The devout are clear that His death and resurrection are essential for their faith, but also implicit in their message is that the manner of His death is crucial. It seems important that Jesus’s death did not come from “natural” causes, from cancer or a heart attack or a liver disease or from what sometimes is labeled an Act of God, an earthquake or a flood or a tornado, or an accident. It seems essential that the resurrection comes after a death caused by man, but not just by one person. A murder—even an assassination–would have been insufficient. Instead, it was a death exacted by society. It was a death by differing authorities who perceived Jesus, with his unorthodox views of the relationships of society, God, and individuals, as a threat to their status quos. Of course, this belief has led to anti-Semitism, but even when Jews aren’t being blamed, humanity in general is somehow the instigator of his death.
Jesus’s death was, in fact, an execution, and executions are always done at a society’s or a community’s instigation. If the resurrection is at the core of Christianity, at the core of the Easter drama is a state-enforced death penalty. Is there meaning in the fact that Christianity flows from capital punishment? As far as I am aware, the role of the death penalty in the Easter story is under-played. On the other hand, the method of carrying out the execution, the crucifixion, which by definition requires a cross, has a central role in the symbols of the religion.

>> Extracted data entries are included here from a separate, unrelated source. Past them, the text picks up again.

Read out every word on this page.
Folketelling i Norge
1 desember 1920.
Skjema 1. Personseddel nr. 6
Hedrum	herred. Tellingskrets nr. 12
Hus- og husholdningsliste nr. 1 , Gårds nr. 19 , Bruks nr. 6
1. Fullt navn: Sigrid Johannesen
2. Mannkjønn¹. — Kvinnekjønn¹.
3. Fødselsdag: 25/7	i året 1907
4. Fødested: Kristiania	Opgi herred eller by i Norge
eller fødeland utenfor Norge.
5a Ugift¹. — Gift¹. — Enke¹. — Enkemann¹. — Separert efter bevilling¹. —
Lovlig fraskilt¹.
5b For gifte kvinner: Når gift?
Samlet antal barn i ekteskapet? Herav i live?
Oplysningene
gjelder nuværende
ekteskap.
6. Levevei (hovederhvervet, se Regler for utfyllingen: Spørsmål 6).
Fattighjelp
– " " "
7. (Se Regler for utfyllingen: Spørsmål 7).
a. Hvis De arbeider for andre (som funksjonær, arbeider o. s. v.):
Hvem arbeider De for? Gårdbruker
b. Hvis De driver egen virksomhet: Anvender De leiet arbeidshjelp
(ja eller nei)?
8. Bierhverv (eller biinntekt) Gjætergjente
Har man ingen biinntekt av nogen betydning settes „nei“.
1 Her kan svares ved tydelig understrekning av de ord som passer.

Although not all denominations fetishize the stations of the cross, nearly all Christians have an image of a beaten, yet still heroic Jesus struggling to carry the cross to Calvary. And every follower of Christ has looked in wonder at representations of Him on the cross, which, whoever the artist, are strikingly similar. He no longer can keep his head erect; it slumps to the side. He bears a crown of thrones and a wound in His rib cage. Stripped of all but a loin cloth (was someone really concerned about his modesty?), He is dead or nearly so, but still powerful with a muscular torso and manly shoulders. Even with death imminent, majesty is present.
Sermons and hymns almost rhapsodize over the agonies of the cross. Nails pounded through flesh, muscle, and bone into the wood. Hanging by the outstretched arms until death (mercifully) came. But the death was a lingering one and allowed Jesus to make pronouncements that the religious still try to interpret. And this suffering, we are told, was for us, for our redemption, because of our sinfulness, so that we can have everlasting life.
As a boy when I struggled with religion, I felt that if this suffering were for me and my salvation, Jesus’s agonies surely must have been unique. How else could His crucifixion work this wondrous change in the future of mankind if that pain and torture were commonplace? Of course, I knew that two others had been crucified with Him and must have suffered similarly, but these deaths were merely an accompaniment to Jesus’s crucifixion. It was confusing, then, when I learned that this mode of execution was not unusual and saw depictions of fields of men nailed to crosses. Many others, I realized, encountered an agony that had to be identical to what Jesus encountered. If the agony of Jesus was supposed to mean something to me, did the agony of these countless others have special meaning, too?
Although I do not (fully) understand why, Jesus had to be executed for His resurrection to lead to the belief in Jesus’s redemptive power. Crucifixion, however, was not unique to Jesus and many suffered it. That seems to indicate that even if His death was required, it did not have to occur on a cross. Would it matter to Christian belief if a different form of capital punishment had been used? Perhaps it is important that the form was slow and agonizing, but Jesus apparently died a relatively quick death for a crucifixion, as indicated by the centurions’ surprise that He was no longer still alive. But if prolonged agony were important, even a quick form of execution like beheading or a less gruesome form like poisoning could have been preceded by lengthy flagellation and mutilations. And, of course, other horrific execution methods were also used then, such as stoning, impalement, starving, crushing under rocks, burying alive. My question then: What if crucifixion had not been used, but a different form of execution had been? Powerful symbols of Christianity would have to be different. Would that make any difference to Christianity itself? Is belief actually influenced by iconography, and if so, how?